If you’re a fan of behind-the-scenes weirdness, the production of this film is a goldmine. Apparently, the original title was the much more blunt Sex Pact, but the studio worried it would turn off the "family" demographic (though who is bringing their kids to an R-rated movie about prom night remains a mystery). The "butt-chugging" scene was actually a major point of negotiation; John Cena insisted on doing as much of the stunt as possible, though the "beer" was mostly water and food coloring.

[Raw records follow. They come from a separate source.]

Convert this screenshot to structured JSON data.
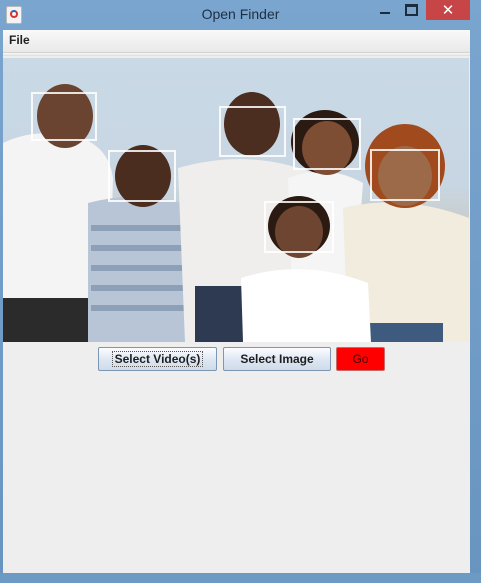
{
  "window": {
    "title": "Open Finder",
    "close_glyph": "✕"
  },
  "menu": {
    "items": [
      "File"
    ]
  },
  "buttons": {
    "select_videos": "Select Video(s)",
    "select_image": "Select Image",
    "go": "Go",
    "go_color": "#ff0000"
  },
  "image": {
    "faces_detected": 6
  },
  "icons": {
    "app": "java-icon",
    "minimize": "minimize-icon",
    "maximize": "maximize-icon",
    "close": "close-icon"
  }
}
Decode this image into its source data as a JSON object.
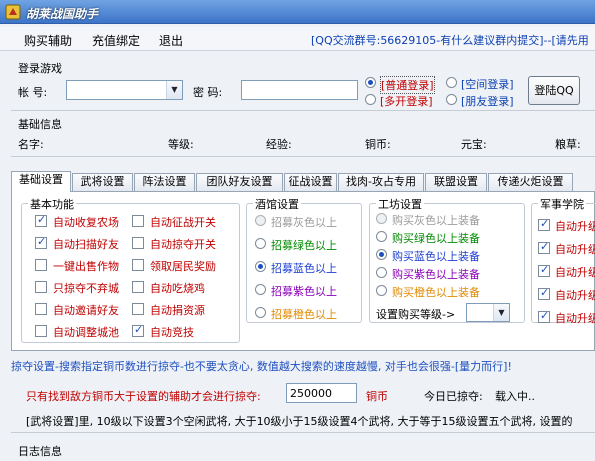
{
  "window": {
    "title": "胡莱战国助手"
  },
  "menu": {
    "items": [
      "购买辅助",
      "充值绑定",
      "退出"
    ],
    "qq_info": "[QQ交流群号:56629105-有什么建议群内提交]--[请先用"
  },
  "login": {
    "section": "登录游戏",
    "account_label": "帐  号:",
    "password_label": "密  码:",
    "options": [
      {
        "label": "[普通登录]",
        "selected": true,
        "color": "#c00000"
      },
      {
        "label": "[多开登录]",
        "selected": false,
        "color": "#c00000"
      },
      {
        "label": "[空间登录]",
        "selected": false,
        "color": "#0b3fb0"
      },
      {
        "label": "[朋友登录]",
        "selected": false,
        "color": "#0b3fb0"
      }
    ],
    "login_button": "登陆QQ"
  },
  "basic_info": {
    "section": "基础信息",
    "fields": [
      "名字:",
      "等级:",
      "经验:",
      "铜币:",
      "元宝:",
      "粮草:"
    ]
  },
  "tabs": [
    "基础设置",
    "武将设置",
    "阵法设置",
    "团队好友设置",
    "征战设置",
    "找肉-攻占专用",
    "联盟设置",
    "传递火炬设置"
  ],
  "basic_functions": {
    "title": "基本功能",
    "col1": [
      {
        "label": "自动收复农场",
        "checked": true
      },
      {
        "label": "自动扫描好友",
        "checked": true
      },
      {
        "label": "一键出售作物",
        "checked": false
      },
      {
        "label": "只掠夺不弃城",
        "checked": false
      },
      {
        "label": "自动邀请好友",
        "checked": false
      },
      {
        "label": "自动调整城池",
        "checked": false
      }
    ],
    "col2": [
      {
        "label": "自动征战开关",
        "checked": false
      },
      {
        "label": "自动掠夺开关",
        "checked": false
      },
      {
        "label": "领取居民奖励",
        "checked": false
      },
      {
        "label": "自动吃烧鸡",
        "checked": false
      },
      {
        "label": "自动捐资源",
        "checked": false
      },
      {
        "label": "自动竞技",
        "checked": true
      }
    ]
  },
  "tavern": {
    "title": "酒馆设置",
    "options": [
      {
        "label": "招募灰色以上",
        "color": "#9a9a9a",
        "selected": false,
        "disabled": true
      },
      {
        "label": "招募绿色以上",
        "color": "#008a00",
        "selected": false,
        "disabled": false
      },
      {
        "label": "招募蓝色以上",
        "color": "#1d3fd0",
        "selected": true,
        "disabled": false
      },
      {
        "label": "招募紫色以上",
        "color": "#8b00b8",
        "selected": false,
        "disabled": false
      },
      {
        "label": "招募橙色以上",
        "color": "#e08a00",
        "selected": false,
        "disabled": false
      }
    ]
  },
  "workshop": {
    "title": "工坊设置",
    "options": [
      {
        "label": "购买灰色以上装备",
        "color": "#9a9a9a",
        "selected": false,
        "disabled": true
      },
      {
        "label": "购买绿色以上装备",
        "color": "#008a00",
        "selected": false,
        "disabled": false
      },
      {
        "label": "购买蓝色以上装备",
        "color": "#1d3fd0",
        "selected": true,
        "disabled": false
      },
      {
        "label": "购买紫色以上装备",
        "color": "#8b00b8",
        "selected": false,
        "disabled": false
      },
      {
        "label": "购买橙色以上装备",
        "color": "#e08a00",
        "selected": false,
        "disabled": false
      }
    ],
    "level_label": "设置购买等级->"
  },
  "academy": {
    "title": "军事学院",
    "items": [
      {
        "label": "自动升级",
        "checked": true
      },
      {
        "label": "自动升级",
        "checked": true
      },
      {
        "label": "自动升级",
        "checked": true
      },
      {
        "label": "自动升级",
        "checked": true
      },
      {
        "label": "自动升级",
        "checked": true
      }
    ]
  },
  "plunder": {
    "info": "掠夺设置-搜索指定铜币数进行掠夺-也不要太贪心, 数值越大搜索的速度越慢, 对手也会很强-[量力而行]!",
    "condition_label": "只有找到敌方铜币大于设置的辅助才会进行掠夺:",
    "amount": "250000",
    "unit": "铜币",
    "today_label": "今日已掠夺:",
    "today_value": "载入中.."
  },
  "general_info": "[武将设置]里, 10级以下设置3个空闲武将, 大于10级小于15级设置4个武将, 大于等于15级设置五个武将, 设置的",
  "log": {
    "section": "日志信息"
  }
}
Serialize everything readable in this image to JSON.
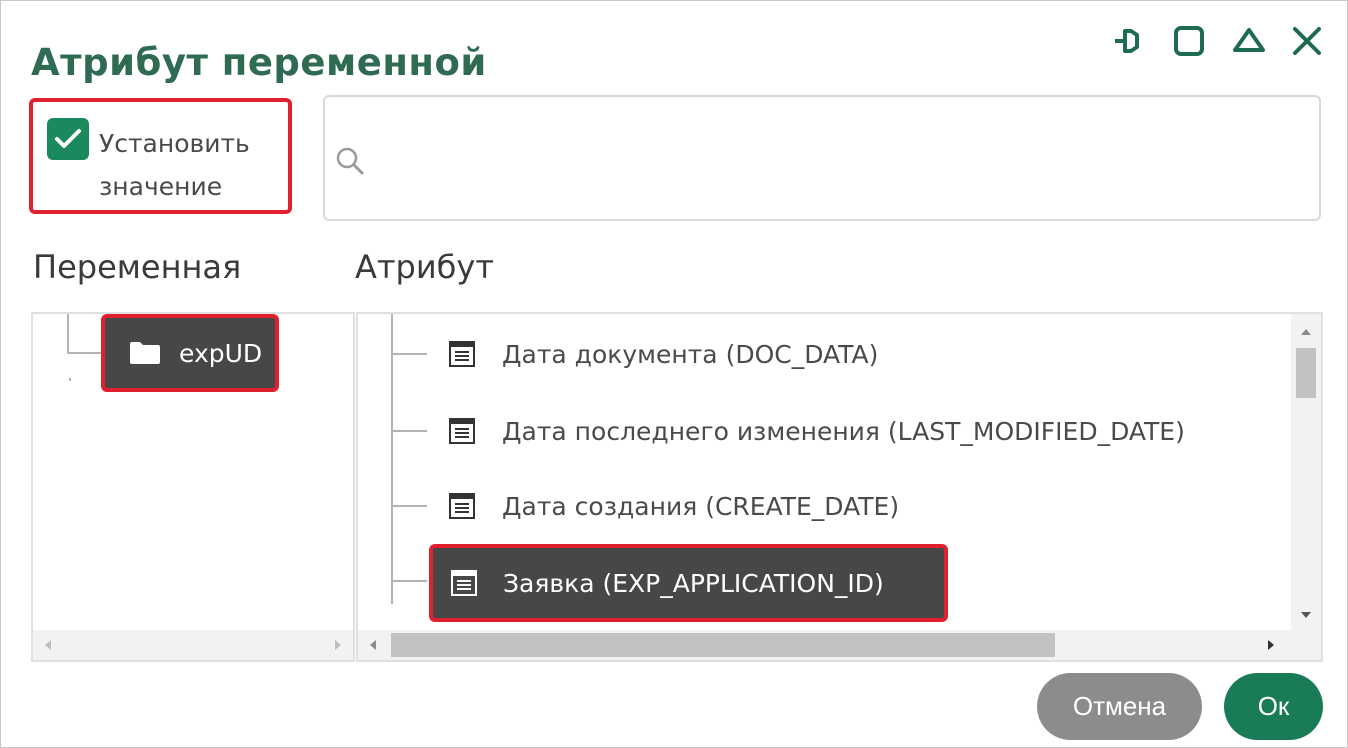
{
  "dialog": {
    "title": "Атрибут переменной"
  },
  "window_buttons": {
    "icons": [
      "pin-icon",
      "maximize-icon",
      "collapse-icon",
      "close-icon"
    ]
  },
  "set_value": {
    "checked": true,
    "label": "Установить значение"
  },
  "search": {
    "value": "",
    "placeholder": ""
  },
  "variable_panel": {
    "header": "Переменная",
    "items": [
      {
        "label": "expUD",
        "icon": "folder-icon",
        "selected": true
      }
    ]
  },
  "attribute_panel": {
    "header": "Атрибут",
    "items": [
      {
        "label": "Дата документа (DOC_DATA)",
        "icon": "table-icon",
        "selected": false
      },
      {
        "label": "Дата последнего изменения (LAST_MODIFIED_DATE)",
        "icon": "table-icon",
        "selected": false
      },
      {
        "label": "Дата создания (CREATE_DATE)",
        "icon": "table-icon",
        "selected": false
      },
      {
        "label": "Заявка (EXP_APPLICATION_ID)",
        "icon": "table-icon",
        "selected": true
      }
    ]
  },
  "buttons": {
    "cancel": "Отмена",
    "ok": "Ок"
  },
  "colors": {
    "accent_green": "#1a7b57",
    "title_green": "#2f6a53",
    "highlight_red": "#e1202f",
    "selected_bg": "#474747",
    "cancel_gray": "#8c8c8c"
  }
}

Other fun details that fans obsess over:
Kay Cannon actually has a background in 30 Rock, and you can feel that DNA in the rapid-fire dialogue. The "vomit" used in the car scene was a specialized mixture of split pea soup and oatmeal, which the cast reportedly said smelled worse than the real thing. Geraldine Viswanathan was living in Australia and working at a burger shop when she got the call that she landed the role, her first major US production. The script was originally written by men (Brian Kehoe and Jim Kehoe) and was significantly more "bro-ish" before Cannon came on board to center the female perspective. * The scene where the parents are hiding under the bed while two people have sex above them was reportedly one of the hardest to film because Ike Barinholtz couldn't stop laughing at John Cena's facial expressions.
The movie works because it never feels like it's lecturing you. It’s loud, it’s gross, and it’s occasionally very stupid, but it’s never mean-spirited. It understands that being a parent is mostly just a long exercise in learning when to get out of the way.
Blockers is that rare R-rated comedy that actually has something to say without forgetting to be funny. It subverts the tired tropes of the "protective father" and replaces them with a story about trust, growth, and the sheer terror of your kids becoming people you don't control anymore. Whether you’re here for John Cena's freakish athletic ability to propel beer into his own body or a surprisingly touching story about female friendship, it’s a 102-minute blast that earns every laugh. It's the kind of movie I’ll always stop to watch if I catch it on a streaming menu, even if I have socks to de-lint.